The silence shattered, and I heard his voice clear as a bell. But with that clarity came understanding. My stare had unwittingly fallen on the lifeless body, once virile and full of limitless power, sprawled on the floor, her head a few feet away. Even in death, the overt lust of the succubus imposed, branding my mind with an indelible memory I begged to forget.
And then she was gone, blocked by Sam’s broad shoulders and towering frame. “Cas and Dean can handle the body,” he said as he reached for me. I recoiled, an unbidden reaction that surprised even myself. A pained frown I never wished to see again knotted Sam’s brow. “I’m sorry, Y/N. I’m sorry you went through this alone. It was a terrible plan—”
He choked on his words as I lunged into his arms again, and he remained quiet as he held me. In that moment of silence, I wanted nothing more than to scream, to take out every ounce of my furious hatred for that abomination on her corpse.
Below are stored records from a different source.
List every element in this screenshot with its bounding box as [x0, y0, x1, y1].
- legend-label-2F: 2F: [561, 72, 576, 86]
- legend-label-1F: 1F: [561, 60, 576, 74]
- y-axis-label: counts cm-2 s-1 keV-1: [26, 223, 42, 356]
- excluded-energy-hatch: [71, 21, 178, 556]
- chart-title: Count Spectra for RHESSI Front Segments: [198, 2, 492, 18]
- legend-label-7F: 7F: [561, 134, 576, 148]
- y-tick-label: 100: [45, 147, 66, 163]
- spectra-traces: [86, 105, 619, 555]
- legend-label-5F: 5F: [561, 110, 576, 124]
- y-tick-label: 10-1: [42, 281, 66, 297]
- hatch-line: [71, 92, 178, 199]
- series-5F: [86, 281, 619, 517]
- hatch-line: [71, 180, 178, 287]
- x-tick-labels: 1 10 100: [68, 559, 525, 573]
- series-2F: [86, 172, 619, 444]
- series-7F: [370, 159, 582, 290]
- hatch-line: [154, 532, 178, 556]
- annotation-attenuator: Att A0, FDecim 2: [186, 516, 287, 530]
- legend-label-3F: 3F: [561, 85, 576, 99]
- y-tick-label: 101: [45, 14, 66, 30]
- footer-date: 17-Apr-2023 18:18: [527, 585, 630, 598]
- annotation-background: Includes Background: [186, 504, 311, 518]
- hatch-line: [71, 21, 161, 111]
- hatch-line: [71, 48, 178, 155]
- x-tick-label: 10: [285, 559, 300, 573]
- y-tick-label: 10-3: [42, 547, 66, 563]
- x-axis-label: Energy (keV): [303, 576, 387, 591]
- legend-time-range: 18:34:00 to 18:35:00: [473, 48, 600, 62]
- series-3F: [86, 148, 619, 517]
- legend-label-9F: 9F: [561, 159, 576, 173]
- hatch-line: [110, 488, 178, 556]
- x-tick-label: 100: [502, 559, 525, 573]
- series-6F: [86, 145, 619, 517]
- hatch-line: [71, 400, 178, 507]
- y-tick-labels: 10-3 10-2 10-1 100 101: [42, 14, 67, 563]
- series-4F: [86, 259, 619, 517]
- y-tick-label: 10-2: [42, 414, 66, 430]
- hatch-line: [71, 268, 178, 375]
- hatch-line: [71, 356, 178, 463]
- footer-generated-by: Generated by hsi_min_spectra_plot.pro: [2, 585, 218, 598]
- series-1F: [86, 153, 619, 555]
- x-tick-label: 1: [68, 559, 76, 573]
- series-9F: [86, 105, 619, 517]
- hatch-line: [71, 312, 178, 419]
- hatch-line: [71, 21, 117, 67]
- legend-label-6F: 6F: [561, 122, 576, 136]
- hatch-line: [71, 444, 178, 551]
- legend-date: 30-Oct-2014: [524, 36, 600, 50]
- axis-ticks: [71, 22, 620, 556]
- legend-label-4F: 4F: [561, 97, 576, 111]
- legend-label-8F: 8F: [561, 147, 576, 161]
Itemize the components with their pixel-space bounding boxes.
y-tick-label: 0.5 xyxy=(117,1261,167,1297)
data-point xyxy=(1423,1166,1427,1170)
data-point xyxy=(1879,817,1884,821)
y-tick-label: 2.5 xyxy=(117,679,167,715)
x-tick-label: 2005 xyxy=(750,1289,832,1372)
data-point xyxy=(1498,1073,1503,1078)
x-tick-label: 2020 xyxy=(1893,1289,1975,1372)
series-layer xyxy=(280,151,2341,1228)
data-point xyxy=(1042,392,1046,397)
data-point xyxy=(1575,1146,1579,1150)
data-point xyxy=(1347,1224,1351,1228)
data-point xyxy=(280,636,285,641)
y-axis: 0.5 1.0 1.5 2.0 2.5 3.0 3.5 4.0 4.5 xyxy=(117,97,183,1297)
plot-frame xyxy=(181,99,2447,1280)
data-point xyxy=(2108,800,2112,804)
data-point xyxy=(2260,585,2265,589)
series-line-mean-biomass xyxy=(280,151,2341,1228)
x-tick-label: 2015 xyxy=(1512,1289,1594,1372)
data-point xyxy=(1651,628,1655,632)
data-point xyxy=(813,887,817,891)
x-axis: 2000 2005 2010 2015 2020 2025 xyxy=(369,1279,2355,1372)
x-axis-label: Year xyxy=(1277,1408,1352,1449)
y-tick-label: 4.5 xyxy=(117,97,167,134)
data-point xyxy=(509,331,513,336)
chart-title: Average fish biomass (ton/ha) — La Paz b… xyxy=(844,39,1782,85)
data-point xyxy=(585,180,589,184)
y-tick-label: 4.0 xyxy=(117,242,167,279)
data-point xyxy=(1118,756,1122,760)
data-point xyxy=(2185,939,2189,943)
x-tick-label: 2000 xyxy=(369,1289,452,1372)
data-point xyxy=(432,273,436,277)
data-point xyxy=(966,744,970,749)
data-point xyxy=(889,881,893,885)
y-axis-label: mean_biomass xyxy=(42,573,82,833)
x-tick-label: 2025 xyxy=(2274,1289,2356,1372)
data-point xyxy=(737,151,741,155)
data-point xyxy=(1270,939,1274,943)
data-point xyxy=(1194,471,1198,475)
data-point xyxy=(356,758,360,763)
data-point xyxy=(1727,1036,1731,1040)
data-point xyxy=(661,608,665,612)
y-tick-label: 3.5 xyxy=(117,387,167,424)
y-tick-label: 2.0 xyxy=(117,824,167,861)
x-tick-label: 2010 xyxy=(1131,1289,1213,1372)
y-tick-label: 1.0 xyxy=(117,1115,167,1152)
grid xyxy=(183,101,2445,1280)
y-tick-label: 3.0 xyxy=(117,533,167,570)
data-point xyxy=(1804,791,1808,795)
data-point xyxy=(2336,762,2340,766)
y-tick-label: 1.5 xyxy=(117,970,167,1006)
But the longer I breathed in Sam’s embrace—free of any oakmoss or elderberry, thank Christ—that righteous rage subsided.
“Jesus. No wonder men just fall into their laps,” Dean commented.
I looked past Sam to find Dean and Castiel looming over the body of the succubus.
“I never understood why God created humans to be so…” Castiel paused as he neared the head. “So…”
“Simple?” Dean asked. “So easily fooled? So… basic?”
Castiel nodded. “Yes.”
Dean managed a chuckle at that. “I wish I knew, too.” He paused as he stared at her for one lingering moment. “I hate everything about this. Let’s torch the body outside of town and get the hell out of here.” He tossed a heavy burlap bag at Castiel.
“Why do you hate them so much?” Castiel asked as he caught the bag.
“Because,” Dean grunted, “it’s not fun if it’s not consensual. And if there’s one thing a succubus gets off on most, it’s an extreme lack of consent. And that is fucking gross.”
As Sam led me to the shop’s front door, I glimpsed the tiniest reassured smile on Castiel’s face. And then I understood.
The tarot cards had been right all along.